The SDLP’s Alex Attwood agreed in substance with Kelly. “Clearly, the ombudsman’s strong powers and ability to get to the truth have left many police officers unhappy,” he said.
“However, the public — Catholic and Protestant alike — have strong confidence in her office. The bottom line is that the ombudsman, and the Policing Board, are here to stay. Police officers will just have to get used to the real accountability that they face since Patten.”
In another development relating to policing, the Sinn Fein president, Gerry Adams, said that British prime minister has “no intention” of publishing the Cory Report into four controversial killings.
Retired Canadian judge Peter Cory has informed the families of the murder victims that he had recommended public inquiries into each of the killings in which British state collusion is suspected.
London has been criticized for failing to release the reports, especially after the Irish government published reports written by the judge into two controversial killings in the Republic.
Meanwhile, the mother of one of the four victims, murdered solicitor Rosemary Nelson, has got the go-ahead to challenge London’s decision not to publish the Cory Report.
Sheila Magee, from Lurgan, was granted leave to apply for a judicial review in the High Court in Belfast.
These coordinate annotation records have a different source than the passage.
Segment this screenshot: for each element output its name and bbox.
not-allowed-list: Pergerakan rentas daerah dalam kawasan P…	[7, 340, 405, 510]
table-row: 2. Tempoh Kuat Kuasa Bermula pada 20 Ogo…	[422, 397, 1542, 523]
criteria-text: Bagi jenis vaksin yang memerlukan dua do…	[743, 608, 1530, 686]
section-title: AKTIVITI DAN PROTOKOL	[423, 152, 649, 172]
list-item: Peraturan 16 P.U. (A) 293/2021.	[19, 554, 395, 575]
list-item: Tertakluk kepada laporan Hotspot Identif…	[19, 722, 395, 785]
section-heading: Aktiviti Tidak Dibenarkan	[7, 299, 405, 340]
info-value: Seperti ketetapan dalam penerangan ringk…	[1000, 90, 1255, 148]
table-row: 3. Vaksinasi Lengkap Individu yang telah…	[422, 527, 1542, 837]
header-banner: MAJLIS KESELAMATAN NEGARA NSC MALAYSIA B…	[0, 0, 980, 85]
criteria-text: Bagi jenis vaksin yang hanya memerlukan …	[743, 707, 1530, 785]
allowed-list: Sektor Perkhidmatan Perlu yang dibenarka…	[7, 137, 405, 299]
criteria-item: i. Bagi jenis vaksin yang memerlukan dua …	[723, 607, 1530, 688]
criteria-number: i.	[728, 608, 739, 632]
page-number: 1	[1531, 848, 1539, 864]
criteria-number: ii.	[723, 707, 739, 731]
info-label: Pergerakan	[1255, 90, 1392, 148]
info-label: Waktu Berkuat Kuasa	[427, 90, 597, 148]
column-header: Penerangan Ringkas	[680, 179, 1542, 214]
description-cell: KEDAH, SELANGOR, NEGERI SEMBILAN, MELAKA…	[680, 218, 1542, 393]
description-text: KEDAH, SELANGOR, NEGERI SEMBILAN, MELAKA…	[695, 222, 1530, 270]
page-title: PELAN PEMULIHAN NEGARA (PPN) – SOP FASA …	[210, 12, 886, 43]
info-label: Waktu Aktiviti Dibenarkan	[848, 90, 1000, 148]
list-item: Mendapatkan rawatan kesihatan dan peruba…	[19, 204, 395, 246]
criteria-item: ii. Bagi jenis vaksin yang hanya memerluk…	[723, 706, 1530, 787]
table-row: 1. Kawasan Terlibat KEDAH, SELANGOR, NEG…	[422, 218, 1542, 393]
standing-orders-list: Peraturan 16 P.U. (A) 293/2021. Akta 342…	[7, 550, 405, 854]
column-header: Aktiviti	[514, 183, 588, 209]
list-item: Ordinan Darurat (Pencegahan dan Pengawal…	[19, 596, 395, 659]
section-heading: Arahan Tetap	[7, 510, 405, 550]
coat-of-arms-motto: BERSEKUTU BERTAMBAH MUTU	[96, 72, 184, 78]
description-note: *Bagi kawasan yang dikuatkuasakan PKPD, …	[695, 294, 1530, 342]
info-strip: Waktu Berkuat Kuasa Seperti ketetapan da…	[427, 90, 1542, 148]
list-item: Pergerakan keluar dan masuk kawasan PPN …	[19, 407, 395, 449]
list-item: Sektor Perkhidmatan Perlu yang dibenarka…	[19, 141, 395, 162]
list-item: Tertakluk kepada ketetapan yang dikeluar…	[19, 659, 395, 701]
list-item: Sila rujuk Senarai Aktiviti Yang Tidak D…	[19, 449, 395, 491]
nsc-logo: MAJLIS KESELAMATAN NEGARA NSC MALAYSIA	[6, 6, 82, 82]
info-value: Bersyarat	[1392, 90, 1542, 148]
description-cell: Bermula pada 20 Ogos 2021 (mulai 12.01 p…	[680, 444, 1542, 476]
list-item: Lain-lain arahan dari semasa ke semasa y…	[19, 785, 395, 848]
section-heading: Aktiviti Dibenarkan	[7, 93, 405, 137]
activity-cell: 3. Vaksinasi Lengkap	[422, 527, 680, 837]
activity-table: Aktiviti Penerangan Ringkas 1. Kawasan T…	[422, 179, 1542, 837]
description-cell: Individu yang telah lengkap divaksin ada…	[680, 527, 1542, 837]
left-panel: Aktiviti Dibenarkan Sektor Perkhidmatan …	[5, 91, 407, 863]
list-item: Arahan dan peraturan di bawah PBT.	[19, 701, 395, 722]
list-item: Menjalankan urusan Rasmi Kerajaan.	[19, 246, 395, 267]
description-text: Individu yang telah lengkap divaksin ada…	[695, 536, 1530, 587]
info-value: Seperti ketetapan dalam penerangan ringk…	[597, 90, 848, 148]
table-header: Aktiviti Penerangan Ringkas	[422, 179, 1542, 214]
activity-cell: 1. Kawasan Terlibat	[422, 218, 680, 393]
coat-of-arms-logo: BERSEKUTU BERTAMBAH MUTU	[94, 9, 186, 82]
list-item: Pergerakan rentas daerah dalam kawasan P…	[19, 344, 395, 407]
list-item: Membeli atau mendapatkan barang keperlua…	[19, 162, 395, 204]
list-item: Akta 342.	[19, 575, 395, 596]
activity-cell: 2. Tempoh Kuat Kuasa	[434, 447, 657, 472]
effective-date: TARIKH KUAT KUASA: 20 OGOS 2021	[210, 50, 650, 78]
The family of Pat Finucane has also won a similar right to judicial review.
Meanwhile, more than 100 campaigners protested at the British Conservative Party offices in London about collusion as well as at MI5 headquarters. Victims’ representatives organized the demonstration to coincide with the start of new political talks in Belfast.
“The families are determined that the truth surrounding the murder of our loved ones will not continue to be suppressed by the culture of concealment which operates at the heart of the British government,” group spokesman Mark Sykes said.o
In a related development, the lord mayor of Belfast Martin Morgan welcomed New Jersey lawyer Ed Lynch and New York Supreme Court Judge Patrick Henry to city hall to join relatives of the “New Lodge Six” campaign.
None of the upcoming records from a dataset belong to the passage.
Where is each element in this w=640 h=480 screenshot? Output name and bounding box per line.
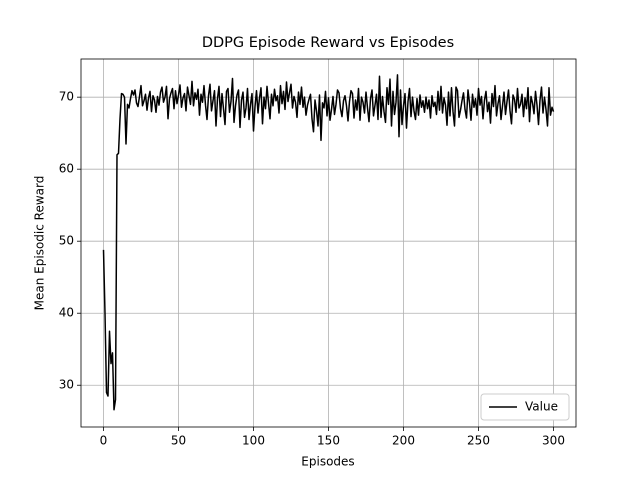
- plot-frame: [80, 58, 577, 428]
- chart-title: DDPG Episode Reward vs Episodes: [202, 35, 454, 51]
- line: [102, 74, 555, 411]
- y-tick-label: 70: [59, 90, 74, 104]
- x-axis-label: Episodes: [301, 455, 354, 469]
- legend-label: Value: [525, 400, 558, 414]
- x-tick-label: 150: [317, 434, 340, 448]
- x-tick-label: 300: [542, 434, 565, 448]
- y-tick-label: 50: [59, 234, 74, 248]
- y-axis-label: Mean Episodic Reward: [33, 176, 47, 311]
- y-tick-label: 30: [59, 378, 74, 392]
- legend-box: [480, 393, 570, 421]
- x-tick-label: 250: [467, 434, 490, 448]
- x-tick-label: 100: [242, 434, 265, 448]
- x-tick-label: 50: [171, 434, 186, 448]
- x-tick-label: 0: [100, 434, 108, 448]
- y-tick-label: 60: [59, 162, 74, 176]
- x-tick-label: 200: [392, 434, 415, 448]
- y-tick-label: 40: [59, 306, 74, 320]
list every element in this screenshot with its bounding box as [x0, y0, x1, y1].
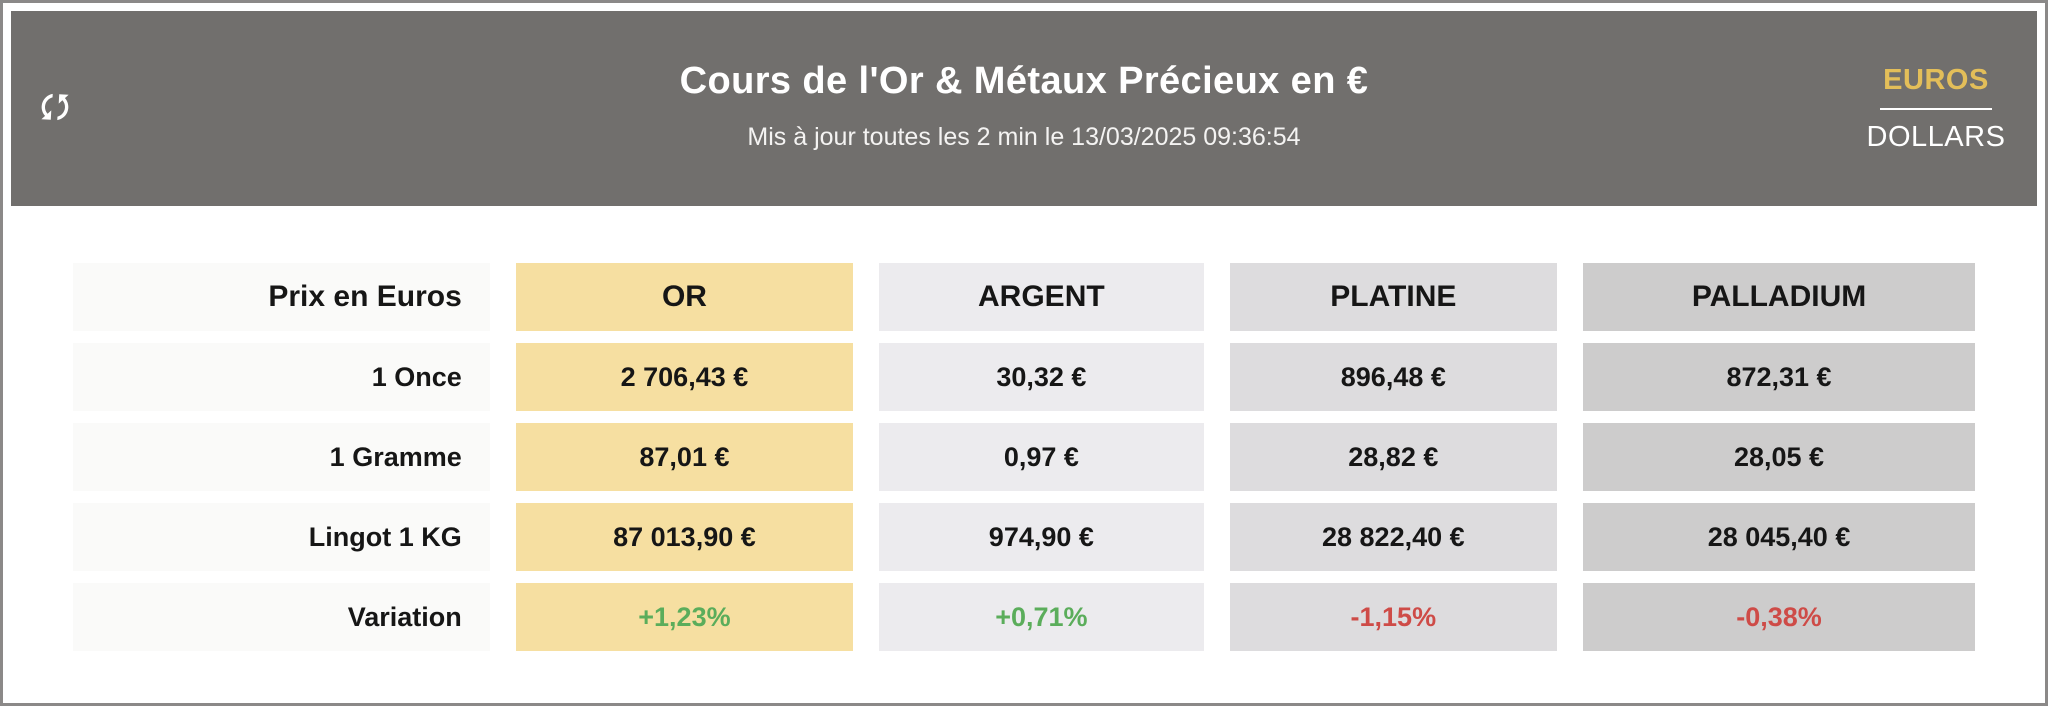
price-cell-argent: 0,97 € — [879, 423, 1204, 491]
row-label: 1 Once — [73, 343, 490, 411]
corner-header-cell: Prix en Euros — [73, 263, 490, 331]
currency-toggle: EUROS DOLLARS — [1851, 64, 2021, 154]
column-header-or: OR — [515, 263, 854, 331]
refresh-button[interactable] — [33, 87, 77, 131]
price-cell-platine: 28,82 € — [1229, 423, 1558, 491]
header-band: Cours de l'Or & Métaux Précieux en € Mis… — [11, 11, 2037, 206]
price-cell-argent: 30,32 € — [879, 343, 1204, 411]
row-label: Lingot 1 KG — [73, 503, 490, 571]
price-cell-argent: 974,90 € — [879, 503, 1204, 571]
price-cell-or: 87 013,90 € — [515, 503, 854, 571]
currency-dollars-option[interactable]: DOLLARS — [1866, 120, 2006, 153]
refresh-icon — [35, 87, 75, 130]
price-cell-or: 2 706,43 € — [515, 343, 854, 411]
variation-cell-or: +1,23% — [515, 583, 854, 651]
update-subtitle: Mis à jour toutes les 2 min le 13/03/202… — [747, 122, 1301, 151]
page-title: Cours de l'Or & Métaux Précieux en € — [679, 59, 1369, 102]
row-label: Variation — [73, 583, 490, 651]
row-label: 1 Gramme — [73, 423, 490, 491]
variation-cell-argent: +0,71% — [879, 583, 1204, 651]
price-cell-platine: 896,48 € — [1229, 343, 1558, 411]
price-cell-palladium: 28,05 € — [1583, 423, 1975, 491]
column-header-platine: PLATINE — [1229, 263, 1558, 331]
header-titles: Cours de l'Or & Métaux Précieux en € Mis… — [680, 60, 1369, 152]
price-cell-palladium: 28 045,40 € — [1583, 503, 1975, 571]
price-cell-or: 87,01 € — [515, 423, 854, 491]
column-header-argent: ARGENT — [879, 263, 1204, 331]
currency-toggle-divider — [1880, 107, 1992, 110]
price-cell-platine: 28 822,40 € — [1229, 503, 1558, 571]
price-cell-palladium: 872,31 € — [1583, 343, 1975, 411]
variation-cell-palladium: -0,38% — [1583, 583, 1975, 651]
currency-euros-option[interactable]: EUROS — [1883, 63, 1989, 96]
prices-table: Prix en Euros OR ARGENT PLATINE PALLADIUM 1 O… — [73, 263, 1975, 651]
variation-cell-platine: -1,15% — [1229, 583, 1558, 651]
column-header-palladium: PALLADIUM — [1583, 263, 1975, 331]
The group is to attend a press conference today to officially launch their petition to the UN in respect of the New Lodge killing of six young men on the weekend of Feb. 3 and 4, 1973.
The men’s families believe they were killed in a pre-planned operation by British soldiers to draw the IRA out onto the streets.
When the IRA failed to put in an appearance, soldiers shot dead the first six people they came across, according to campaigners. The deceased were Tony Campbell, Ambrose Hardy, John Loughran, Brendan Maguire, Jim McCann, and Jim Sloan.
Meanwhile, in the latest unsuccessful bid by the Real IRA, a bomb was planted inside a County Derry British army base. Those responsible broke through fencing and left the explosives strapped to the inside of a garbage bin.
Soldiers discovered the bomb at the base in Ballykelly. It was described as an anti-personnel device similar to the bomb which killed construction worker David Caldwell at a nearby camp in August 2002.
In a loyalist attack, a Catholic man was lucky to escape an attack with his life. The UDA is being blamed for the assault on Liam Hughes who was targeted as he walked home with two friends along the Shore Road on the outskirts of North Belfast.
The father-of-one was set upon in an area frequently targeted by loyalists. Two men jumped out of a car and attempted to repeatedly stab the 24-year-old with a machete.